The update matters because Immuneering’s valuation hinges on whether atebimetinib can hold up as the company pushes toward a pivotal, late-stage study. For small drug developers without a marketed product, one clinical readout can reset expectations fast.
Pancreatic cancer is a tough proving ground. Survival gains are hard to show, and investors tend to discount early-stage results until they see a randomized trial against standard treatment.

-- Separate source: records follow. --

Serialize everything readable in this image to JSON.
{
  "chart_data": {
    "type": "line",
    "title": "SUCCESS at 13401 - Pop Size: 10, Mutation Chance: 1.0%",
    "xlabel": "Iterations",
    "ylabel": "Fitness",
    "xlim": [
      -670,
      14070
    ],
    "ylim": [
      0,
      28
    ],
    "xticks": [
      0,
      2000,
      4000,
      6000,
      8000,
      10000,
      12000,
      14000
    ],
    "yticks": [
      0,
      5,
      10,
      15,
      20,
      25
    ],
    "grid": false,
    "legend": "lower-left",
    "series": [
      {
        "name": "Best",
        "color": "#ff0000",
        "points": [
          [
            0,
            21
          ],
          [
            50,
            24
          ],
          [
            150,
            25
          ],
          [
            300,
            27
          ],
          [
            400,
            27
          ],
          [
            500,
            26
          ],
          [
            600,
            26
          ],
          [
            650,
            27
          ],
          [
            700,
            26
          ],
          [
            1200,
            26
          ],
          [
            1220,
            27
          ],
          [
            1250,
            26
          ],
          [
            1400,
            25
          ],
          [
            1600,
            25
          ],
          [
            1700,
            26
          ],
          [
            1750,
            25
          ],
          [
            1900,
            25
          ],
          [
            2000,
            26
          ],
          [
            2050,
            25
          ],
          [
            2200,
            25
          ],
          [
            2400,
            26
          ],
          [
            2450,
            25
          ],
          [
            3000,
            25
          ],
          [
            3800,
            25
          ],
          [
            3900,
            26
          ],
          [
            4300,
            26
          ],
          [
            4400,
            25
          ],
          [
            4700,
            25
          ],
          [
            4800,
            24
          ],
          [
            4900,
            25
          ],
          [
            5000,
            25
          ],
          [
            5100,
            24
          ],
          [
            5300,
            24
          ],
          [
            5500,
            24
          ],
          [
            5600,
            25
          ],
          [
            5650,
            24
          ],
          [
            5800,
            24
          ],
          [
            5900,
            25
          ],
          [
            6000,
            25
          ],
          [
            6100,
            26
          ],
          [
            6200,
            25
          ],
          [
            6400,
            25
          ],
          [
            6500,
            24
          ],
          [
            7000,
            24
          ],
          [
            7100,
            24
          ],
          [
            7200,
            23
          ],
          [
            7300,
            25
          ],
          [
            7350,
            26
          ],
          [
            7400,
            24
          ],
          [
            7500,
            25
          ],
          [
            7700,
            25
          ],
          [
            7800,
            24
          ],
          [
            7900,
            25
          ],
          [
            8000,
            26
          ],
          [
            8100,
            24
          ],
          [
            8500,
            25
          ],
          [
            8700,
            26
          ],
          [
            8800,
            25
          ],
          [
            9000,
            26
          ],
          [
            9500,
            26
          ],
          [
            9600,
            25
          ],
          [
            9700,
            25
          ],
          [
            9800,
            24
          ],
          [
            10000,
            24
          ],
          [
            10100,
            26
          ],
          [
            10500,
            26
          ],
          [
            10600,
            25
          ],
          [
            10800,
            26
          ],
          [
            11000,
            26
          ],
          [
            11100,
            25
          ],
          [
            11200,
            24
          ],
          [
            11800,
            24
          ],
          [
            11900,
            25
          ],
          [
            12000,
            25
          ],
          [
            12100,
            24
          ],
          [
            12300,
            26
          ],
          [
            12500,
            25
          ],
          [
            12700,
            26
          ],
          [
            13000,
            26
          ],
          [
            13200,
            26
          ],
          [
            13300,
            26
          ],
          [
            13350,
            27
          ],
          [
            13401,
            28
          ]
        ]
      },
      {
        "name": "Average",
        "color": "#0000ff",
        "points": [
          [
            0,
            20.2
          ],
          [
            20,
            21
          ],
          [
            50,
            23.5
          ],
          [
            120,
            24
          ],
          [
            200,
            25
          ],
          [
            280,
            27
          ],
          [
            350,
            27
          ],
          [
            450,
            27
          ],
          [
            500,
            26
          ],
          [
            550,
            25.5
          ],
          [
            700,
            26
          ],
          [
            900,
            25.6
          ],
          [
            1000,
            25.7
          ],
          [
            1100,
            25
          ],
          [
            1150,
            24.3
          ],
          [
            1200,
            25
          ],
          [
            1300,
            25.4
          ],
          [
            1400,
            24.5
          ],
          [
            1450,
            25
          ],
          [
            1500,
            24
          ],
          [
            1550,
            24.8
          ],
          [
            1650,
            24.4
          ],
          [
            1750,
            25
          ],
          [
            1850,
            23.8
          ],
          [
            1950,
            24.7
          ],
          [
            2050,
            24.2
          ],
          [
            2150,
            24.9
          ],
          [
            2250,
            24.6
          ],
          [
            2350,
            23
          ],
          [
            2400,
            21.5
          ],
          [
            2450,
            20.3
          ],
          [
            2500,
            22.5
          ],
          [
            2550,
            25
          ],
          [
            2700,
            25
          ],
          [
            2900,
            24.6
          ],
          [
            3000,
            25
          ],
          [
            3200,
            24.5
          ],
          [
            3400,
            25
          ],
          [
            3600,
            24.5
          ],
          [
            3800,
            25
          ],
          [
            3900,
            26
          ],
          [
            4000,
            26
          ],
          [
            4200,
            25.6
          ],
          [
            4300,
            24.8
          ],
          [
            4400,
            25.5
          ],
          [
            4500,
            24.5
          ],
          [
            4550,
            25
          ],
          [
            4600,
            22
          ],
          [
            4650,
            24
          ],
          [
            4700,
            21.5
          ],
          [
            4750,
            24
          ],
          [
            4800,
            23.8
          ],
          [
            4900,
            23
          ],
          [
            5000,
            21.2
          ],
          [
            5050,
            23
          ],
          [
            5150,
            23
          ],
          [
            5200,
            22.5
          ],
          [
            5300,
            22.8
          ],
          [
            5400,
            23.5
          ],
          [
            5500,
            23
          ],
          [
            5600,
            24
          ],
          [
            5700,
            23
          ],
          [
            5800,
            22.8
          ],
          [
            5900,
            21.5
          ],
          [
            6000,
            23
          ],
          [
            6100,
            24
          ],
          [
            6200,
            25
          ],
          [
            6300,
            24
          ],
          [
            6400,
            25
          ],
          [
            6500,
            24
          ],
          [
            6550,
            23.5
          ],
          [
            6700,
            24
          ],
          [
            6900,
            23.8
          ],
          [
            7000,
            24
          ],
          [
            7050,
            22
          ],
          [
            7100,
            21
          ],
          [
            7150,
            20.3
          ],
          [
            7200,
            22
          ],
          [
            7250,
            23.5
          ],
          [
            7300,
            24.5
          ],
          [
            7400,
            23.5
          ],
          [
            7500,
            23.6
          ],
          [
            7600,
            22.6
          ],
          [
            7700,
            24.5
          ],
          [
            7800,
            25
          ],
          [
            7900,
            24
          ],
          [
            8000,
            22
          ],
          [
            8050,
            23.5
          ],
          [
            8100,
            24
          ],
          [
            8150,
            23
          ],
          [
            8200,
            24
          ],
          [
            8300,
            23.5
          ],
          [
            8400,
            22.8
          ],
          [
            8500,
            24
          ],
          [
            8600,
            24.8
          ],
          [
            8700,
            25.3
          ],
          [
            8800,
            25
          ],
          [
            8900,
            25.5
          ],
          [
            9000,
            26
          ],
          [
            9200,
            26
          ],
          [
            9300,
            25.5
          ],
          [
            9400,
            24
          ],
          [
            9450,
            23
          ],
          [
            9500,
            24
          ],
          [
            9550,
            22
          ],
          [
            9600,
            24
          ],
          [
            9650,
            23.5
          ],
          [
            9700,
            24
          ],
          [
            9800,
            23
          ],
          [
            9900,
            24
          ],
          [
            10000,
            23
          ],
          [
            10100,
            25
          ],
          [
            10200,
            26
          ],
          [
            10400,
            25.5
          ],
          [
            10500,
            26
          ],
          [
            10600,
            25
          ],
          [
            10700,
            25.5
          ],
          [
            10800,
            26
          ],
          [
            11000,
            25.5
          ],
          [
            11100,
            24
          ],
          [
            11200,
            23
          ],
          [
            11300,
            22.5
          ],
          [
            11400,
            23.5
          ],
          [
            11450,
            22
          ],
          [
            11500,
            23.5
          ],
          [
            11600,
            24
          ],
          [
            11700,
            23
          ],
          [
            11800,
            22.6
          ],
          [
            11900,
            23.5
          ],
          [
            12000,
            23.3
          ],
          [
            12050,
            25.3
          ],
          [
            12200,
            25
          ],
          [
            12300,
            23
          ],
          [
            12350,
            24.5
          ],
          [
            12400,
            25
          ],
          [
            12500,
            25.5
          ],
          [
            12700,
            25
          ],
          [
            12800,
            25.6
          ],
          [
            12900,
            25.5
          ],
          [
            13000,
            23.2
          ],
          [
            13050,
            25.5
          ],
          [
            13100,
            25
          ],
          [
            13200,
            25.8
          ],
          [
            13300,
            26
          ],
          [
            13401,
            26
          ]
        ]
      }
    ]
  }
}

In an 8-K filing late Wednesday, Immuneering said 64% of patients in a 34-person “intent-to-treat” group were alive 12 months after starting atebimetinib (formerly IMM-1-104) alongside modified gemcitabine/nab-paclitaxel chemotherapy (mGnP). Overall survival is the share of patients still alive; progression-free survival, or PFS, tracks how long patients live without their disease getting worse. Median PFS was 8.5 months, the filing showed. SEC
The company compared the one-year survival rate to a 35% benchmark drawn from published data on standard-of-care gemcitabine/nab-paclitaxel, and said the combination remained generally well tolerated. Chief executive Ben Zeskind said Immuneering plans to dose the first patient in its MAPKeeper 301 Phase 3 trial in mid-2026, and to report updated survival data from an expanded cohort of more than 50 patients in the first half of 2026. GlobeNewswire
The readout lands as other drugmakers chase new angles in pancreatic cancer, where most patients are still treated with chemotherapy in the first-line setting. Fierce Biotech reported that Zeskind told investors on a call that PFS is a “surrogate endpoint” and that the separation in PFS adds support to the survival signal, while pointing to competition building from Revolution Medicines’ daraxonrasib program. Fierce Biotech
Still, the data set is small and the comparison is not from a head-to-head trial, which can magnify both optimism and doubt. The next test will be whether the signal holds as more patients are added and, later, in a randomized Phase 3 study where side effects and durability tend to look different.